TEMPO.CO, Jakarta - Sebanyak 15 mahasiswa Trisakti ditetapkan sebagai tersangka kerusuhan demonstrasi peringatan 27 tahun reformasi di depan Gedung Balai Kota Jakarta pada Rabu, 21 Mei 2025. Ke-15 orang tersangka itu diduga telah melanggar sejumlah pasal Kitab Undang-Undang Hukum Pidana (KUHP), salah satunya Pasal 160 yang mengatur mengenai tindakan penghasutan.
Total tersangka yang ditetapkan Polda Metro Jaya dalam kasus ini menjadi 16 orang. Sebanyak 15 lainnya merupakan bagian dari 93 mahasiswa yang sempat dibawa ke Markas Polda Metro Jaya usai aksi yang berlangsung ricuh.
“Mereka melakukan tindak pidana penghasutan, pengeroyokan, penganiayaan, hingga melawan petugas,” ujar Kepala Bidang Humas Polda Metro Jaya Komisaris Besar Ade Ary Syam Indradi.

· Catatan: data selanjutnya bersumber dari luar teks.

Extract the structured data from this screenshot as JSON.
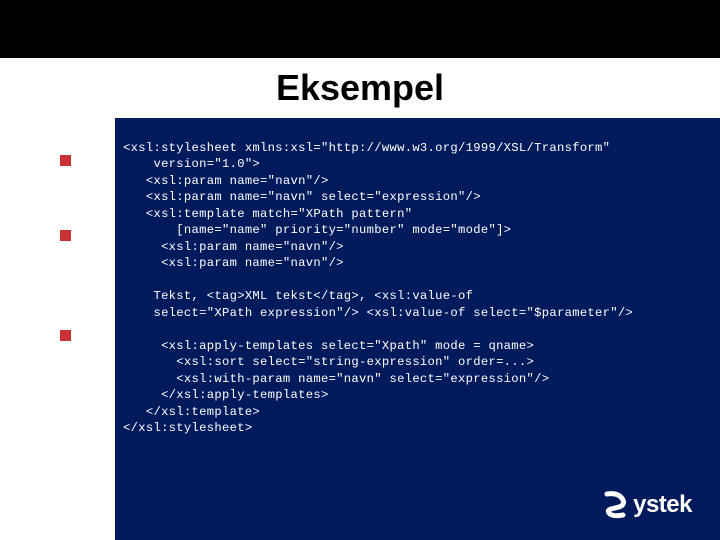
{
  "title": "Eksempel",
  "code": "<xsl:stylesheet xmlns:xsl=\"http://www.w3.org/1999/XSL/Transform\"\n    version=\"1.0\">\n   <xsl:param name=\"navn\"/>\n   <xsl:param name=\"navn\" select=\"expression\"/>\n   <xsl:template match=\"XPath pattern\"\n       [name=\"name\" priority=\"number\" mode=\"mode\"]>\n     <xsl:param name=\"navn\"/>\n     <xsl:param name=\"navn\"/>\n\n    Tekst, <tag>XML tekst</tag>, <xsl:value-of\n    select=\"XPath expression\"/> <xsl:value-of select=\"$parameter\"/>\n\n     <xsl:apply-templates select=\"Xpath\" mode = qname>\n       <xsl:sort select=\"string-expression\" order=...>\n       <xsl:with-param name=\"navn\" select=\"expression\"/>\n     </xsl:apply-templates>\n   </xsl:template>\n</xsl:stylesheet>",
  "logo_text": "ystek",
  "colors": {
    "background": "#001a5c",
    "bullet": "#c83232",
    "panel": "#ffffff"
  }
}
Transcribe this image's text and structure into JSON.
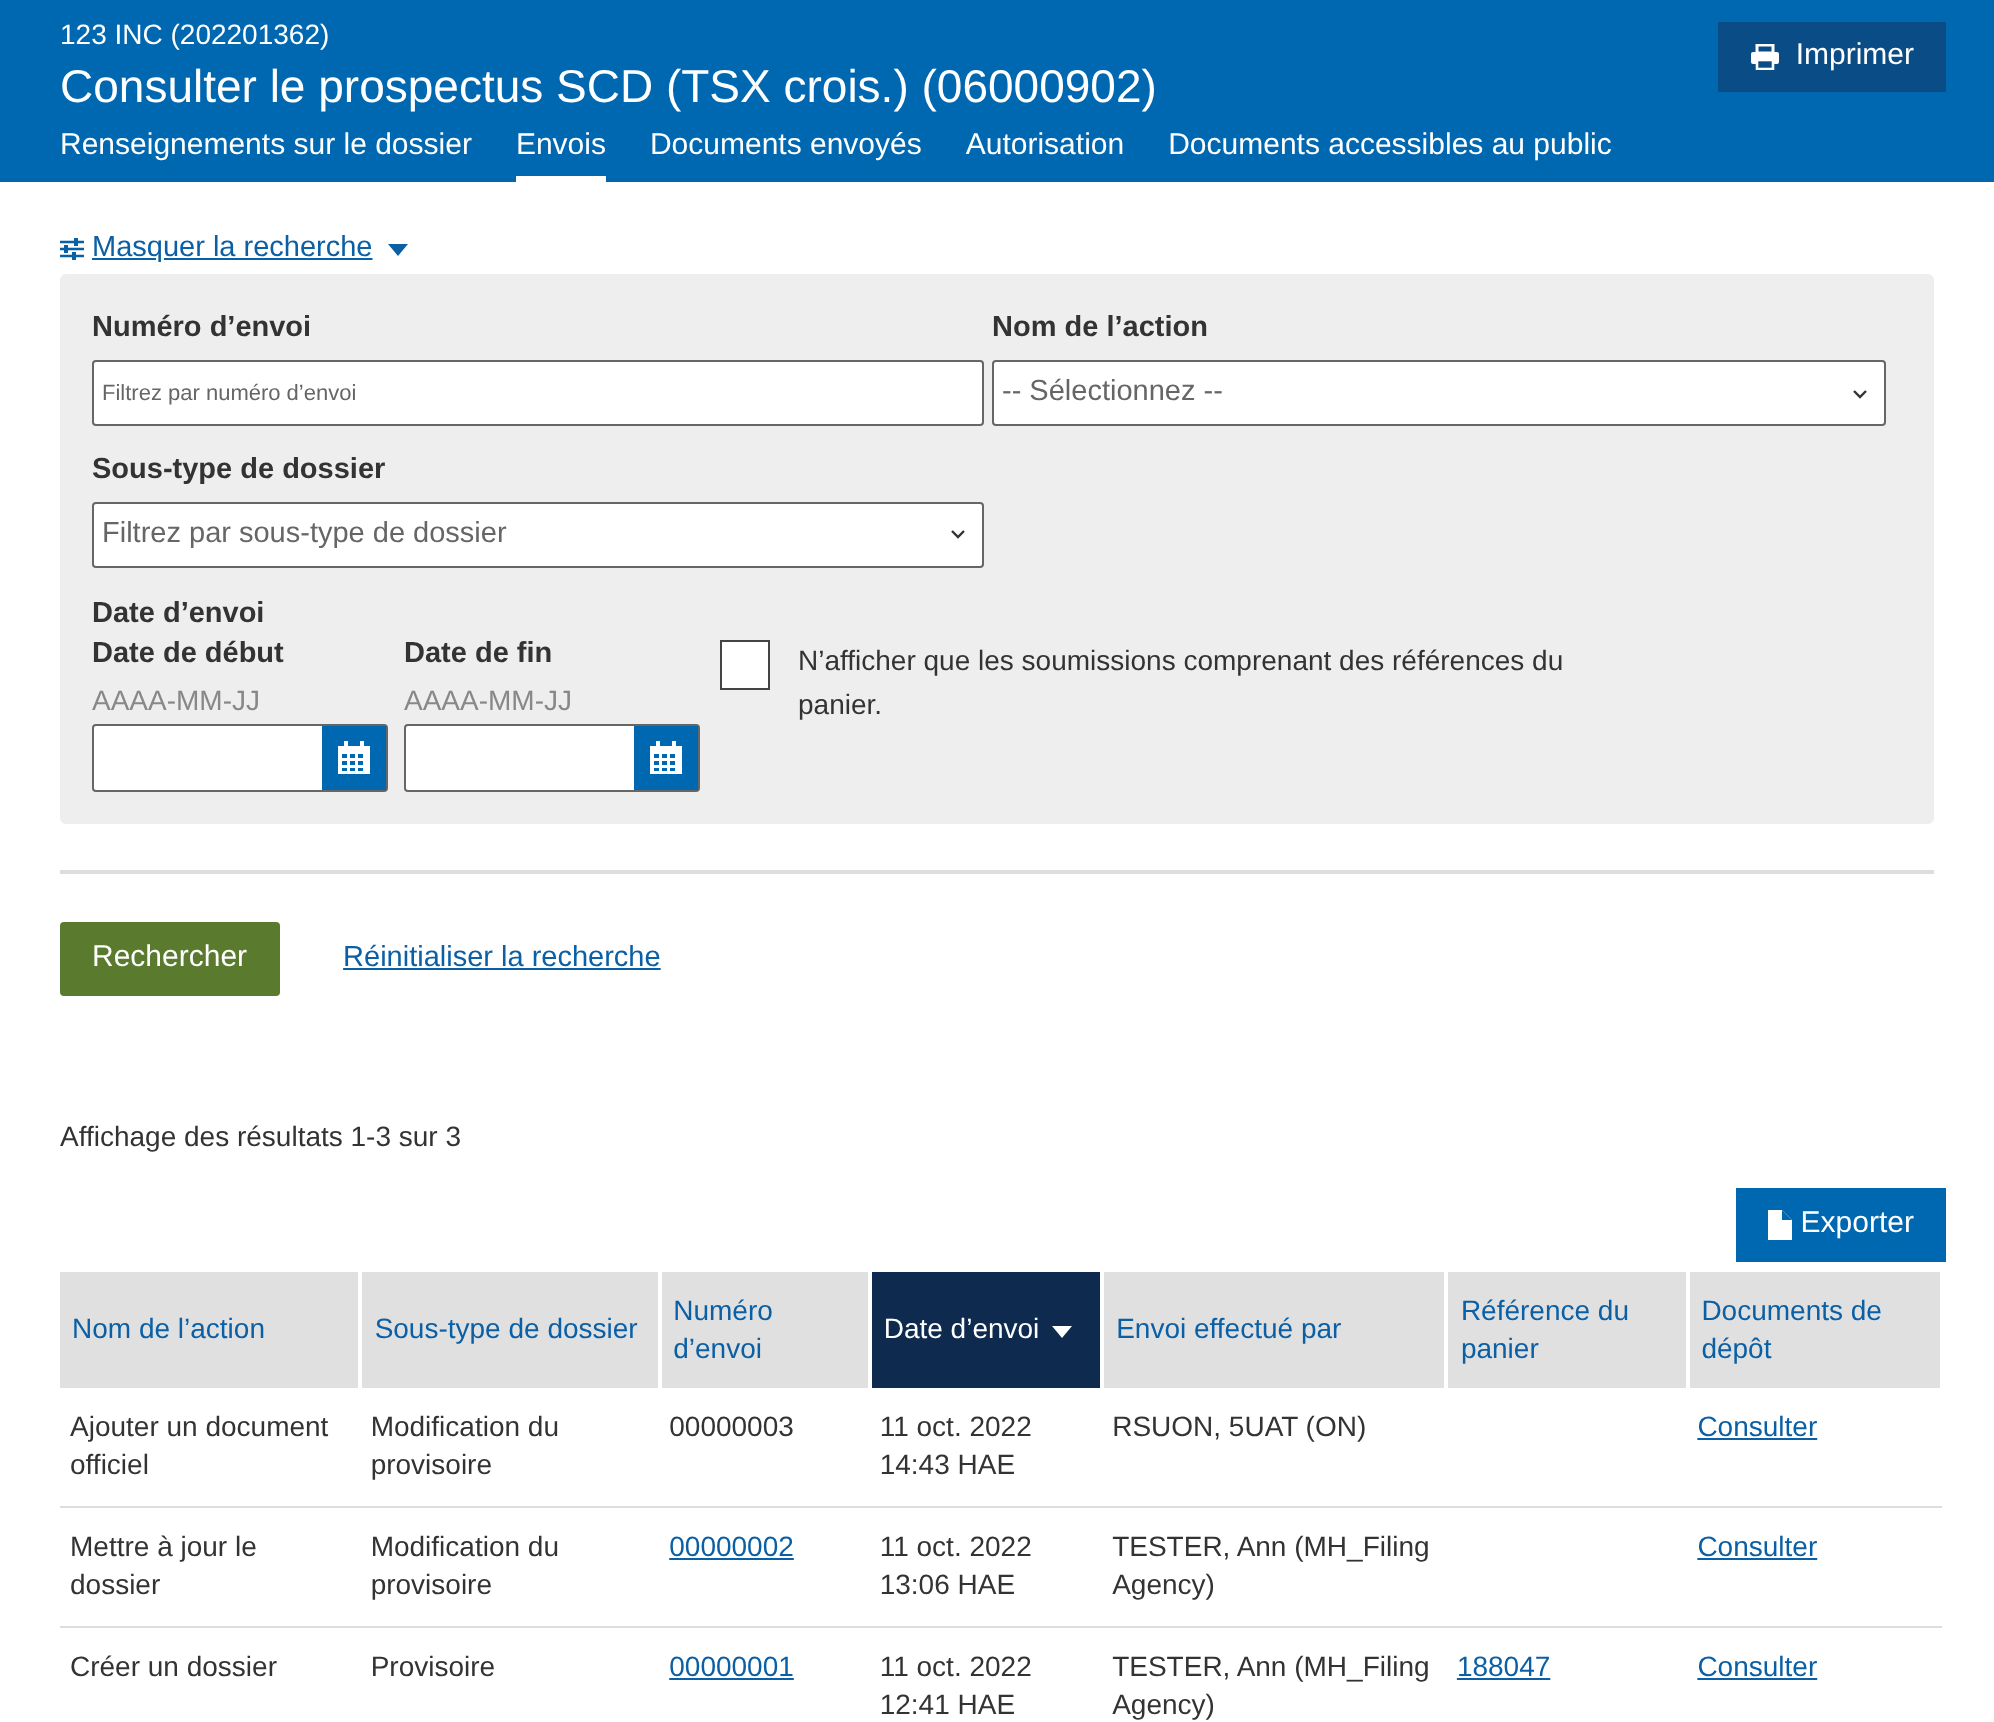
{
  "header": {
    "company": "123 INC (202201362)",
    "title": "Consulter le prospectus SCD (TSX crois.) (06000902)",
    "print_button": "Imprimer"
  },
  "tabs": [
    {
      "label": "Renseignements sur le dossier",
      "selected": false
    },
    {
      "label": "Envois",
      "selected": true
    },
    {
      "label": "Documents envoyés",
      "selected": false
    },
    {
      "label": "Autorisation",
      "selected": false
    },
    {
      "label": "Documents accessibles au public",
      "selected": false
    }
  ],
  "search_toggle": {
    "label": "Masquer la recherche",
    "expanded": true
  },
  "filters": {
    "number": {
      "label": "Numéro d’envoi",
      "placeholder": "Filtrez par numéro d’envoi"
    },
    "action": {
      "label": "Nom de l’action",
      "value": "-- Sélectionnez --"
    },
    "subtype": {
      "label": "Sous-type de dossier",
      "placeholder": "Filtrez par sous-type de dossier"
    },
    "date_group": "Date d’envoi",
    "start": {
      "label": "Date de début",
      "hint": "AAAA-MM-JJ"
    },
    "end": {
      "label": "Date de fin",
      "hint": "AAAA-MM-JJ"
    },
    "basket_only": {
      "label": "N’afficher que les soumissions comprenant des références du panier.",
      "checked": false
    }
  },
  "search_button": "Rechercher",
  "reset_link": "Réinitialiser la recherche",
  "results_count": "Affichage des résultats 1-3 sur 3",
  "export_button": "Exporter",
  "table": {
    "columns": [
      {
        "label": "Nom de l’action",
        "sorted": false
      },
      {
        "label": "Sous-type de dossier",
        "sorted": false
      },
      {
        "label": "Numéro d’envoi",
        "sorted": false
      },
      {
        "label": "Date d’envoi",
        "sorted": true
      },
      {
        "label": "Envoi effectué par",
        "sorted": false
      },
      {
        "label": "Référence du panier",
        "sorted": false
      },
      {
        "label": "Documents de dépôt",
        "sorted": false
      }
    ],
    "rows": [
      {
        "cells": [
          {
            "text": "Ajouter un document officiel",
            "link": false
          },
          {
            "text": "Modification du provisoire",
            "link": false
          },
          {
            "text": "00000003",
            "link": false
          },
          {
            "text": "11 oct. 2022 14:43 HAE",
            "link": false
          },
          {
            "text": "RSUON, 5UAT (ON)",
            "link": false
          },
          null,
          {
            "text": "Consulter",
            "link": true
          }
        ]
      },
      {
        "cells": [
          {
            "text": "Mettre à jour le dossier",
            "link": false
          },
          {
            "text": "Modification du provisoire",
            "link": false
          },
          {
            "text": "00000002",
            "link": true
          },
          {
            "text": "11 oct. 2022 13:06 HAE",
            "link": false
          },
          {
            "text": "TESTER, Ann (MH_Filing Agency)",
            "link": false
          },
          null,
          {
            "text": "Consulter",
            "link": true
          }
        ]
      },
      {
        "cells": [
          {
            "text": "Créer un dossier",
            "link": false
          },
          {
            "text": "Provisoire",
            "link": false
          },
          {
            "text": "00000001",
            "link": true
          },
          {
            "text": "11 oct. 2022 12:41 HAE",
            "link": false
          },
          {
            "text": "TESTER, Ann (MH_Filing Agency)",
            "link": false
          },
          {
            "text": "188047",
            "link": true
          },
          {
            "text": "Consulter",
            "link": true
          }
        ]
      }
    ]
  }
}
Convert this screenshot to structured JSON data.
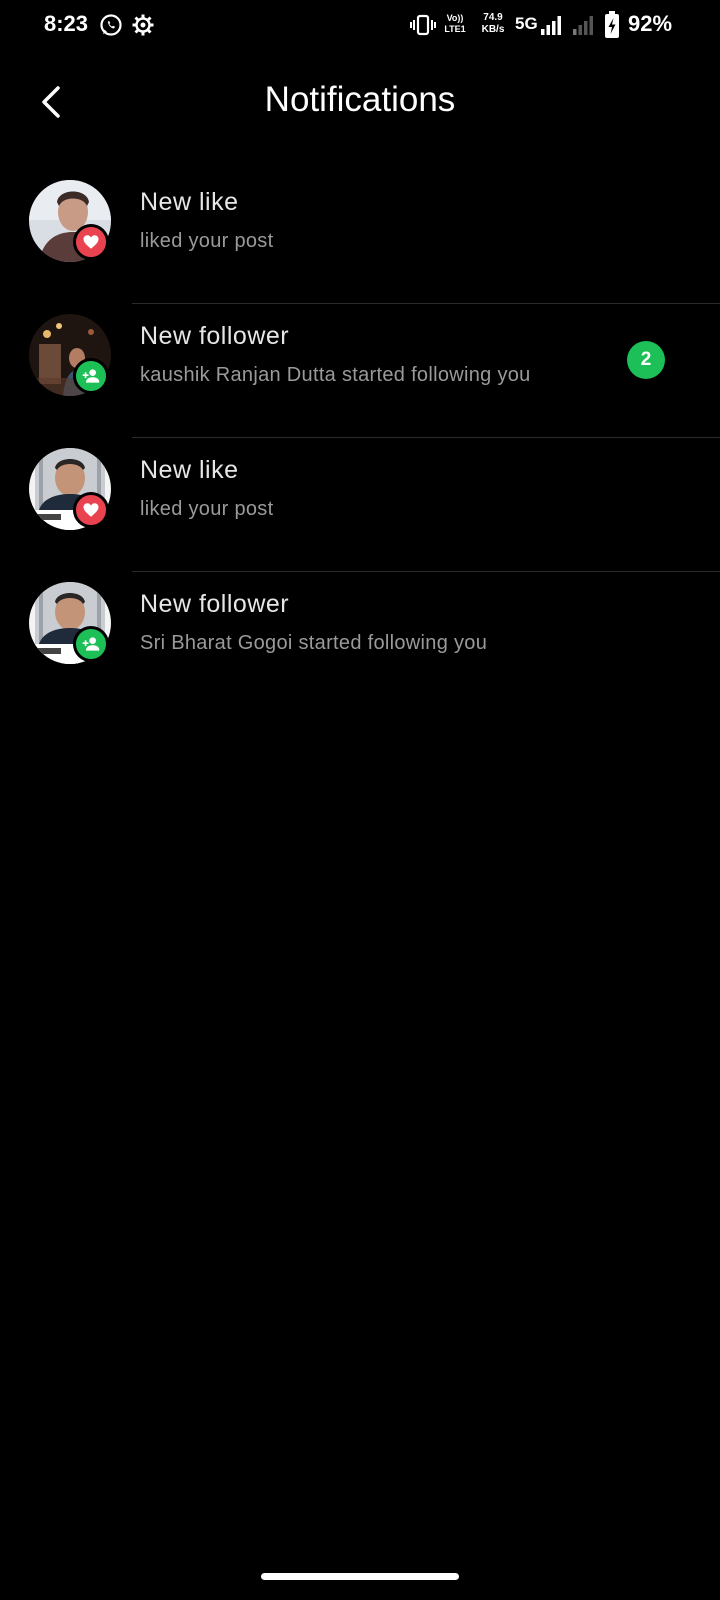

Ia menyebut aksi tersebut terjadi ketika massa aksi mencoba memaksa masuk ke kompleks Balai Kota dan menyerang petugas pengamanan dalam yang berjaga di pintu gerbang.
Polisi menjerat para tersangka dengan sejumlah pasal dalam Kitab Undang-Undang Hukum Pidana (KUHP), yakni Pasal 160 tentang penghasutan, Pasal 170 tentang kekerasan bersama, Pasal 351 tentang penganiayaan, serta Pasal 212, 216, dan 218 tentang perlawanan terhadap petugas. Ancaman hukuman dari pasal-pasal itu berkisar antara empat bulan hingga enam tahun penjara
Tentang Pasal 160 KUHP
Baca berita dengan sedikit iklan, klik di sini
Pasal ini mengatur mengenai tindakan menghasut di muka umum dengan lisan atau tulisan untuk melakukan perbuatan pidana, kekerasan terhadap penguasa umum, atau tidak menuruti peraturan perundang-undangan. Sebelumnya, pasal ini dianggap sebagai delik formil, namun setelah Putusan Mahkamah Konstitusi Nomor 7/PUU-VII/2009, pasal ini menjadi delik materil, yang berarti penghasutan baru dapat dipidana jika menimbulkan akibat yang dilarang, seperti kerusuhan atau perbuatan anarki lainnya.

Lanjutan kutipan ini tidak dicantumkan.